ECLI:NL:GHAMS:2016:4654
Gerechtshof Amsterdam
- Hoger beroep
- Rechtspraak.nl
Voeging van hoger beroepzaken tussen Stichting Hassan II en Koninkrijk Marokko
In deze zaak gaat het om twee hoger beroepzaken die zijn aangespannen door Stichting Hassan II en [X] tegen respectievelijk Koninkrijk Marokko en [X]. De zaken zijn voortgekomen uit een vonnis van de rechtbank Amsterdam van 16 februari 2016. Stichting Hassan II heeft op 12 mei 2016 hoger beroep ingesteld tegen het vonnis in de zaak met zaaknummer 200.191.313/01, terwijl [X] op 13 mei 2016 hoger beroep heeft ingesteld in de zaak met zaaknummer 200.194.076/01. In beide zaken heeft [X] op 26 juli 2016 een incidentele conclusie tot voeging ingediend, met het argument dat beide zaken het zelfde vonnis van de rechtbank betreffen en dat het wenselijk is deze in appel gevoegd te behandelen.
Stichting Hassan II en Koninkrijk Marokko hebben zich verzet tegen de voeging, stellende dat de zaken niet dezelfde partijen betreffen en dat de vorderingen niet verknocht zijn. Het hof heeft echter geoordeeld dat de zaken voldoen aan de eisen van artikel 222 van het Wetboek van Burgerlijke Rechtsvordering, omdat ze voortkomen uit hetzelfde feitencomplex en beide partijen in de eerste aanleg gezamenlijk verweer hebben gevoerd. Het hof heeft de incidentele vorderingen tot voeging toegewezen en de beslissing over de proceskosten aangehouden tot het eindarrest in de hoofdzaken.

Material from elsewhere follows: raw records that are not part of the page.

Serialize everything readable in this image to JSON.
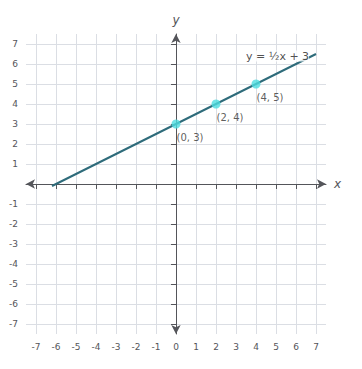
{
  "chart_data": {
    "type": "scatter",
    "xlabel": "x",
    "ylabel": "y",
    "xlim": [
      -7.5,
      7.5
    ],
    "ylim": [
      -7.5,
      7.5
    ],
    "xticks": [
      -7,
      -6,
      -5,
      -4,
      -3,
      -2,
      -1,
      0,
      1,
      2,
      3,
      4,
      5,
      6,
      7
    ],
    "yticks": [
      -7,
      -6,
      -5,
      -4,
      -3,
      -2,
      -1,
      1,
      2,
      3,
      4,
      5,
      6,
      7
    ],
    "grid": true,
    "series": [
      {
        "type": "line",
        "color": "#2E6B7A",
        "x": [
          -6.2,
          7.0
        ],
        "values": [
          -0.1,
          6.5
        ]
      },
      {
        "type": "scatter",
        "color": "#4DDDE0",
        "x": [
          0,
          2,
          4
        ],
        "values": [
          3,
          4,
          5
        ],
        "data_labels": true,
        "value_labels": [
          "(0, 3)",
          "(2, 4)",
          "(4, 5)"
        ]
      }
    ],
    "annotations": [
      {
        "text": "y = ½x + 3",
        "x": 3.5,
        "y": 6.4
      }
    ]
  }
}
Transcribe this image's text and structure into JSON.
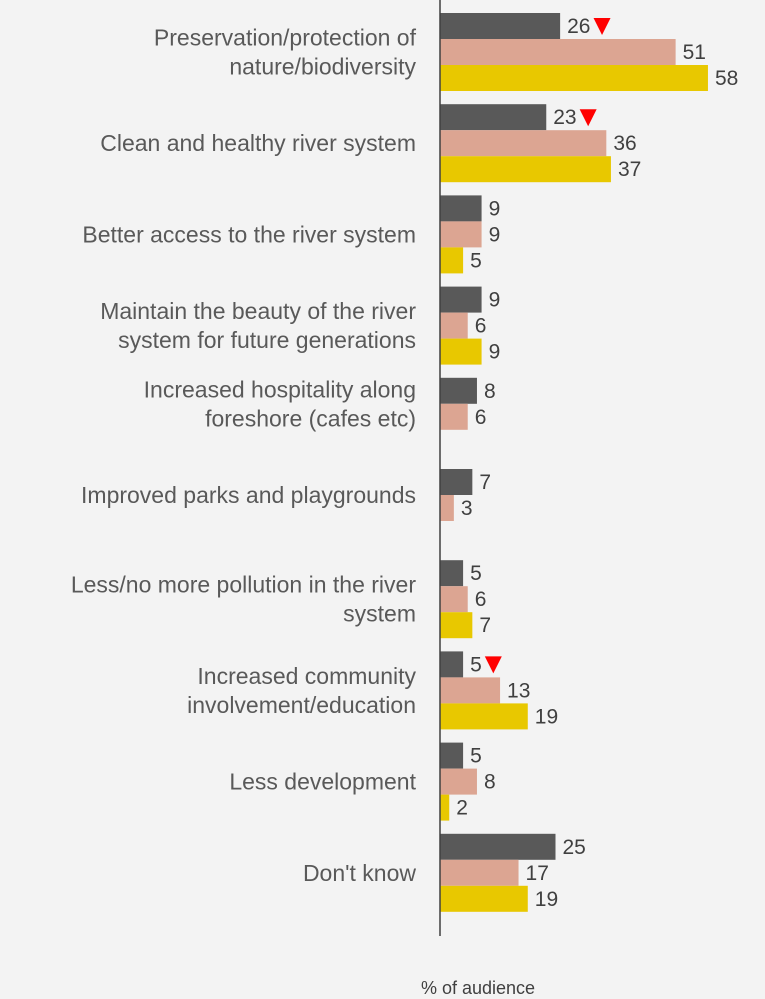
{
  "chart_data": {
    "type": "bar",
    "orientation": "horizontal",
    "xlabel": "% of audience",
    "colors": [
      "#595959",
      "#dca592",
      "#e8c800"
    ],
    "decrease_marker_color": "#ff0000",
    "categories": [
      [
        "Preservation/protection of",
        "nature/biodiversity"
      ],
      [
        "Clean and healthy river system"
      ],
      [
        "Better access to the river system"
      ],
      [
        "Maintain the beauty of the river",
        "system for future generations"
      ],
      [
        "Increased hospitality along",
        "foreshore (cafes etc)"
      ],
      [
        "Improved parks and playgrounds"
      ],
      [
        "Less/no more pollution in the river",
        "system"
      ],
      [
        "Increased community",
        "involvement/education"
      ],
      [
        "Less development"
      ],
      [
        "Don't know"
      ]
    ],
    "series": [
      {
        "values": [
          26,
          23,
          9,
          9,
          8,
          7,
          5,
          5,
          5,
          25
        ],
        "decrease_flags": [
          true,
          true,
          false,
          false,
          false,
          false,
          false,
          true,
          false,
          false
        ]
      },
      {
        "values": [
          51,
          36,
          9,
          6,
          6,
          3,
          6,
          13,
          8,
          17
        ]
      },
      {
        "values": [
          58,
          37,
          5,
          9,
          null,
          null,
          7,
          19,
          2,
          19
        ]
      }
    ]
  }
}
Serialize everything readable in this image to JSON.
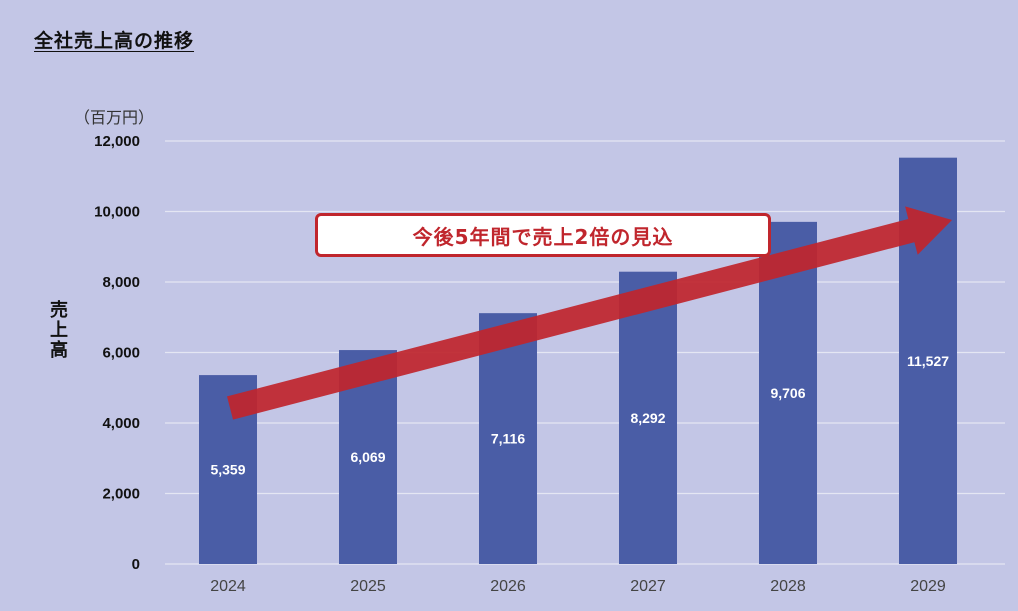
{
  "page": {
    "title": "全社売上高の推移",
    "unit": "（百万円）",
    "callout": "今後5年間で売上2倍の見込"
  },
  "chart_data": {
    "type": "bar",
    "title": "",
    "ylabel": "売上高",
    "xlabel": "",
    "categories": [
      "2024",
      "2025",
      "2026",
      "2027",
      "2028",
      "2029"
    ],
    "series": [
      {
        "values": [
          5359,
          6069,
          7116,
          8292,
          9706,
          11527
        ]
      }
    ],
    "data_labels": [
      "5,359",
      "6,069",
      "7,116",
      "8,292",
      "9,706",
      "11,527"
    ],
    "ylim": [
      0,
      12000
    ],
    "yticks": [
      0,
      2000,
      4000,
      6000,
      8000,
      10000,
      12000
    ],
    "ytick_labels": [
      "0",
      "2,000",
      "4,000",
      "6,000",
      "8,000",
      "10,000",
      "12,000"
    ],
    "grid": true,
    "colors": {
      "bar": "#4a5da6",
      "arrow": "#c0262d",
      "grid": "#e4e6f3"
    }
  }
}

De hoofdzaken zijn verwezen naar de rolzitting van 10 januari 2017 voor het nemen van een memorie van antwoord door [X] in de zaak met zaaknummer 200.191.313/01 en een memorie van grieven door [X] in de zaak met zaaknummer 200.194.076/01. Het hof heeft verder iedere beslissing aangehouden.